Business and IT Units to Clash?

By Greg McNevin

October 30, 2007: According to new research from Gartner, IT leaders must consider alternative ways of delivering, packaging and procuring technology or risk being bypassed by business units.

The firm says it has identified 14 alternative delivery models that it claims will completely transform the IT market in the next five years, and have the potential to dramatically alter how IT is accounted for. Gartner warns that IT leaders must examine these models, lest business units begin to implement solutions without them.

At the highest level, alternative delivery models are approaches to acquire, package and deliver IT in non-traditional ways. Traditional methods of IT acquisition and delivery are wrapped in well-honed internal processes whereby IT develops or acquires technology (hardware or software), deploys it, supports it and retires it.
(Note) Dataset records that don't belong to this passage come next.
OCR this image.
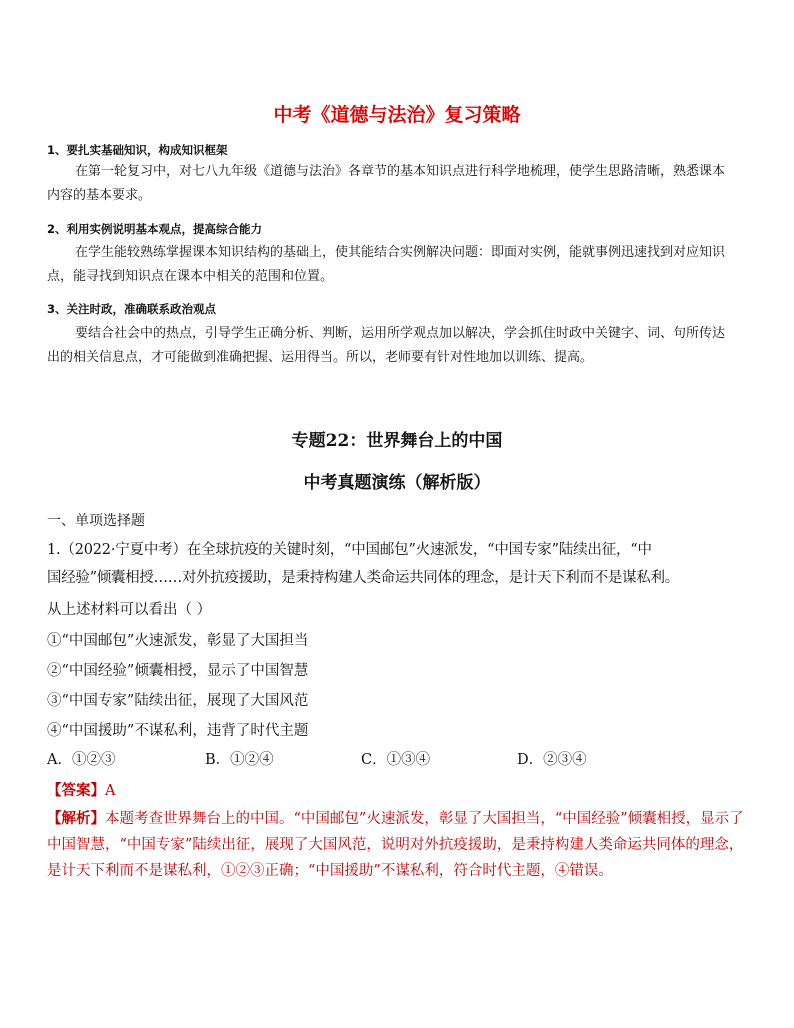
中考《道德与法治》复习策略
1、要扎实基础知识，构成知识框架
在第一轮复习中，对七八九年级《道德与法治》各章节的基本知识点进行科学地梳理，使学生思路清晰，熟悉课本内容的基本要求。
2、利用实例说明基本观点，提高综合能力
在学生能较熟练掌握课本知识结构的基础上，使其能结合实例解决问题：即面对实例，能就事例迅速找到对应知识点，能寻找到知识点在课本中相关的范围和位置。
3、关注时政，准确联系政治观点
要结合社会中的热点，引导学生正确分析、判断，运用所学观点加以解决，学会抓住时政中关键字、词、句所传达出的相关信息点，才可能做到准确把握、运用得当。所以，老师要有针对性地加以训练、提高。
专题22：世界舞台上的中国
中考真题演练（解析版）
一、单项选择题
1.（2022·宁夏中考）在全球抗疫的关键时刻，“中国邮包”火速派发，“中国专家”陆续出征，“中
国经验”倾囊相授……对外抗疫援助，是秉持构建人类命运共同体的理念，是计天下利而不是谋私利。
从上述材料可以看出（ ）
①“中国邮包”火速派发，彰显了大国担当
②“中国经验”倾囊相授，显示了中国智慧
③“中国专家”陆续出征，展现了大国风范
④“中国援助”不谋私利，违背了时代主题
A．①②③	B．①②④	C．①③④	D．②③④
【答案】A
【解析】本题考查世界舞台上的中国。“中国邮包”火速派发，彰显了大国担当，“中国经验”倾囊相授，显示了中国智慧，“中国专家”陆续出征，展现了大国风范，说明对外抗疫援助，是秉持构建人类命运共同体的理念，是计天下利而不是谋私利，①②③正确；“中国援助”不谋私利，符合时代主题，④错误。
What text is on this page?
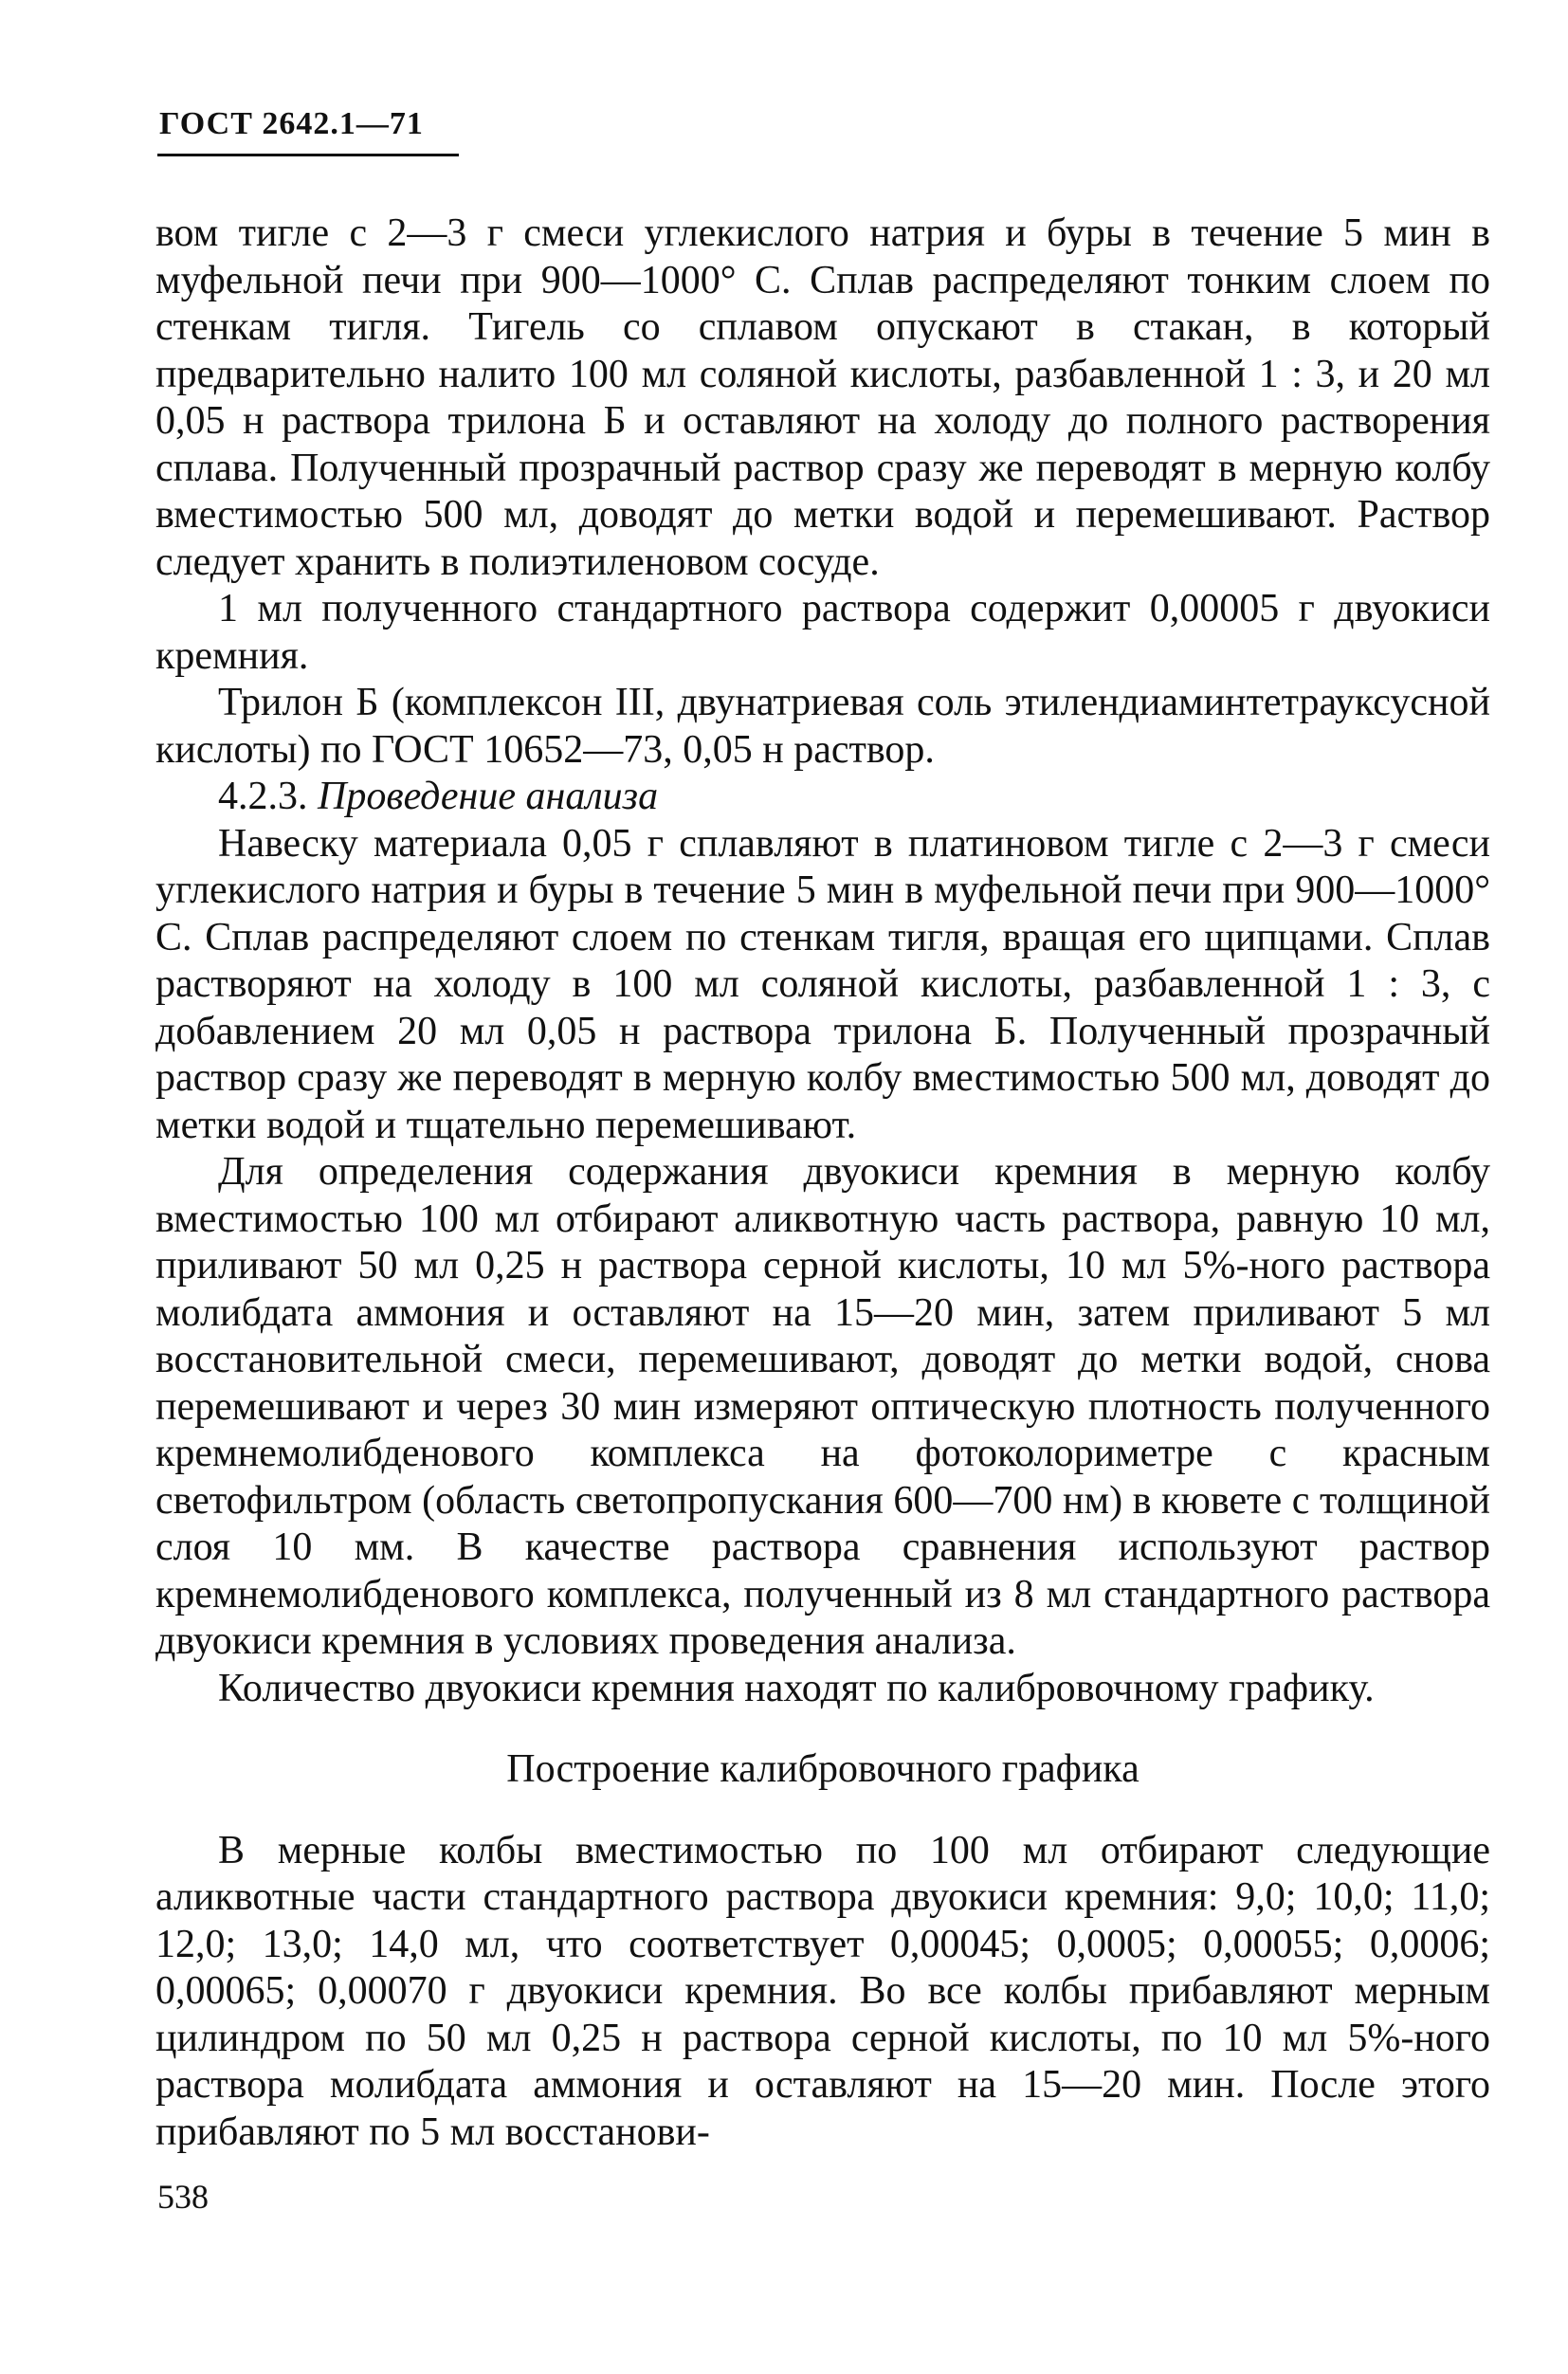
ГОСТ 2642.1—71

вом тигле с 2—3 г смеси углекислого натрия и буры в течение 5 мин в муфельной печи при 900—1000° С. Сплав распределяют тонким слоем по стенкам тигля. Тигель со сплавом опускают в стакан, в который предварительно налито 100 мл соляной кислоты, разбавленной 1 : 3, и 20 мл 0,05 н раствора трилона Б и оставляют на холоду до полного растворения сплава. Полученный прозрачный раствор сразу же переводят в мерную колбу вместимостью 500 мл, доводят до метки водой и перемешивают. Раствор следует хранить в полиэтиленовом сосуде.

1 мл полученного стандартного раствора содержит 0,00005 г двуокиси кремния.

Трилон Б (комплексон III, двунатриевая соль этилендиаминтетрауксусной кислоты) по ГОСТ 10652—73, 0,05 н раствор.

4.2.3. Проведение анализа

Навеску материала 0,05 г сплавляют в платиновом тигле с 2—3 г смеси углекислого натрия и буры в течение 5 мин в муфельной печи при 900—1000° С. Сплав распределяют слоем по стенкам тигля, вращая его щипцами. Сплав растворяют на холоду в 100 мл соляной кислоты, разбавленной 1 : 3, с добавлением 20 мл 0,05 н раствора трилона Б. Полученный прозрачный раствор сразу же переводят в мерную колбу вместимостью 500 мл, доводят до метки водой и тщательно перемешивают.

Для определения содержания двуокиси кремния в мерную колбу вместимостью 100 мл отбирают аликвотную часть раствора, равную 10 мл, приливают 50 мл 0,25 н раствора серной кислоты, 10 мл 5%-ного раствора молибдата аммония и оставляют на 15—20 мин, затем приливают 5 мл восстановительной смеси, перемешивают, доводят до метки водой, снова перемешивают и через 30 мин измеряют оптическую плотность полученного кремнемолибденового комплекса на фотоколориметре с красным светофильтром (область светопропускания 600—700 нм) в кювете с толщиной слоя 10 мм. В качестве раствора сравнения используют раствор кремнемолибденового комплекса, полученный из 8 мл стандартного раствора двуокиси кремния в условиях проведения анализа.

Количество двуокиси кремния находят по калибровочному графику.

Построение калибровочного графика

В мерные колбы вместимостью по 100 мл отбирают следующие аликвотные части стандартного раствора двуокиси кремния: 9,0; 10,0; 11,0; 12,0; 13,0; 14,0 мл, что соответствует 0,00045; 0,0005; 0,00055; 0,0006; 0,00065; 0,00070 г двуокиси кремния. Во все колбы прибавляют мерным цилиндром по 50 мл 0,25 н раствора серной кислоты, по 10 мл 5%-ного раствора молибдата аммония и оставляют на 15—20 мин. После этого прибавляют по 5 мл восстанови-

538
Even when part of the IT service is outsourced or handled offshore, the provider runs the day-to-day service and may own part of the assets. The client IT function retains most of the risk and responsibility for the overall design and management of the technology life cycle.

“Traditional practices of technology life cycle ownership, where the organisation buys, configures, manages, optimises and retires technology for its own use, are being questioned as to their efficiency and effectiveness, so alternative delivery models for technology and services are emerging,” said Mark Margevicius, research vice president at Gartner.

“Alternative delivery and acquisition models include new channels for acquisition, use and payment. In some organisations, alternative models involve only users and business units, bypassing the IT function.”

The analysts claim that market excitement over Web platforms and software as a service (SaaS) models will only intensify, and as it does business buyers will be increasingly hungry for these new options and services. Gartner that over the next five years these pioneering services will become mainstream, creating new markets where traditional and alternative acquisition and delivery models coexist.